Growing recognition of the importance of understanding metacognitive behaviour as it occurs in everyday learning situations has prompted an expansion of the methodological approaches used to examine metacognition. This becomes especially pertinent when examining the process of metacognitive change, where 'on-line' observational approaches able to capture metacognitive performance as it occurs during socially-mediated learning are being increasingly applied. This study applied a mixed methods approach to examine children's metacognitive performance as it was exhibited during participation in an intervention program aimed at addressing motor performance difficulties. Participants in the study were ten 7-9 year old children with developmental coordination disorder (DCD), a condition characterized by poor motor coordination and difficulty acquiring motor-based tasks. All participants engaged in a 10-session program in which children were taught to use a problem-solving strategy for addressing motor performance difficulties. To examine children's metacognitive performance, sessions were video-taped and subsequently analysed using a quantitative observational coding method and an in-depth qualitative review of therapist-child interactions. This allowed for a fine-grained analysis of children's demonstration of metacognitive knowledge and control and how such performance evolved over the course of the program. Of particular interest was the finding that while children were often able to express task-specific knowledge, they failed to apply this knowledge during practice.
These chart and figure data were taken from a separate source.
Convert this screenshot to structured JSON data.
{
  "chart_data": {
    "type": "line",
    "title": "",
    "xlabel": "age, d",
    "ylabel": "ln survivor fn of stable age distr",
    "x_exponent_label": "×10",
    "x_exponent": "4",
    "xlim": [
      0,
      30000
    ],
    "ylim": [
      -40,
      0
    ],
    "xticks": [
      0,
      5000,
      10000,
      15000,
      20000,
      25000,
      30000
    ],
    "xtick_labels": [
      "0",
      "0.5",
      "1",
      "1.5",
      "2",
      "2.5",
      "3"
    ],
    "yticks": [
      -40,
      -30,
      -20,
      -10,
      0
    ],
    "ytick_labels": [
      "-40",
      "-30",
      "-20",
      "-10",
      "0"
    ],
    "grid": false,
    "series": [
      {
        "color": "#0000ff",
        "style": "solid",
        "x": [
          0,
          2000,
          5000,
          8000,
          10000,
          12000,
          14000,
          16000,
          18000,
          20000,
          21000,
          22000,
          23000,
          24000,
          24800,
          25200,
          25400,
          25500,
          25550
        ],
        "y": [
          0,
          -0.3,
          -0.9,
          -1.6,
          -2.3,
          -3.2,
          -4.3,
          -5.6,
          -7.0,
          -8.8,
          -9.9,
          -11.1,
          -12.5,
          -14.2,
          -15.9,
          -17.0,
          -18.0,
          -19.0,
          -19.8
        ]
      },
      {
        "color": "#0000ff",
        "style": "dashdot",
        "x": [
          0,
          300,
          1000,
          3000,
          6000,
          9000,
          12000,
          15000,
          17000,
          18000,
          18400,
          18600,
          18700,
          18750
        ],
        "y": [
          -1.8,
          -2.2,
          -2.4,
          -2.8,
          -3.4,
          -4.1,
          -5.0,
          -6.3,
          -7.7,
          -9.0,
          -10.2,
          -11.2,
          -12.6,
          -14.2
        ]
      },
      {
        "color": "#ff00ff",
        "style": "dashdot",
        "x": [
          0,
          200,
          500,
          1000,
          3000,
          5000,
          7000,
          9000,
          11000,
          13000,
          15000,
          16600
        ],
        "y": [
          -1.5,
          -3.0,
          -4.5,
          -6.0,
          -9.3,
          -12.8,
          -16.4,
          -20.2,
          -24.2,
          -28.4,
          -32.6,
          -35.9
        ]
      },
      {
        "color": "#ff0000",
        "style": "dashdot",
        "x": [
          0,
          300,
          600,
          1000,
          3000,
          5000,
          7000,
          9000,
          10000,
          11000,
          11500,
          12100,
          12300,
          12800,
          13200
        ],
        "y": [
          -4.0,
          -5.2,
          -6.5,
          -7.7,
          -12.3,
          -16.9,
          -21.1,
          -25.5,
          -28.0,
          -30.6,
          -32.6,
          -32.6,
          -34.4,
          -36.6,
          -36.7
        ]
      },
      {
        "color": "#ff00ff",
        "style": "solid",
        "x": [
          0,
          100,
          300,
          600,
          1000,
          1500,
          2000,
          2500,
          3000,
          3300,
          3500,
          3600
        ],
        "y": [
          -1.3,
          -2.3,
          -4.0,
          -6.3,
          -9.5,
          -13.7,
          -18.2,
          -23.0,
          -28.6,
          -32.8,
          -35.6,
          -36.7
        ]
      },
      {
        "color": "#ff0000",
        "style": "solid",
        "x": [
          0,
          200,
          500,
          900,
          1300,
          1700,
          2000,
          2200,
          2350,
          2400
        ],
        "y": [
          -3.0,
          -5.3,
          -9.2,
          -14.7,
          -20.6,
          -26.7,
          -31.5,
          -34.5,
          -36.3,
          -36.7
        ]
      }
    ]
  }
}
Conversely, children were often able to demonstrate performance-based evidence for metacognitive control but were not able to make conscious reports of such skill following practice. This finding is consistent with models of metacognitive development which suggest that the emergence of performance-based metacognitive skills precede the ability for the conscious expression of metacognitive awareness and knowledge. Furthermore, it supports the use of multiple methods for examining metacognitive performance and change in the context of a meaningful learning situation.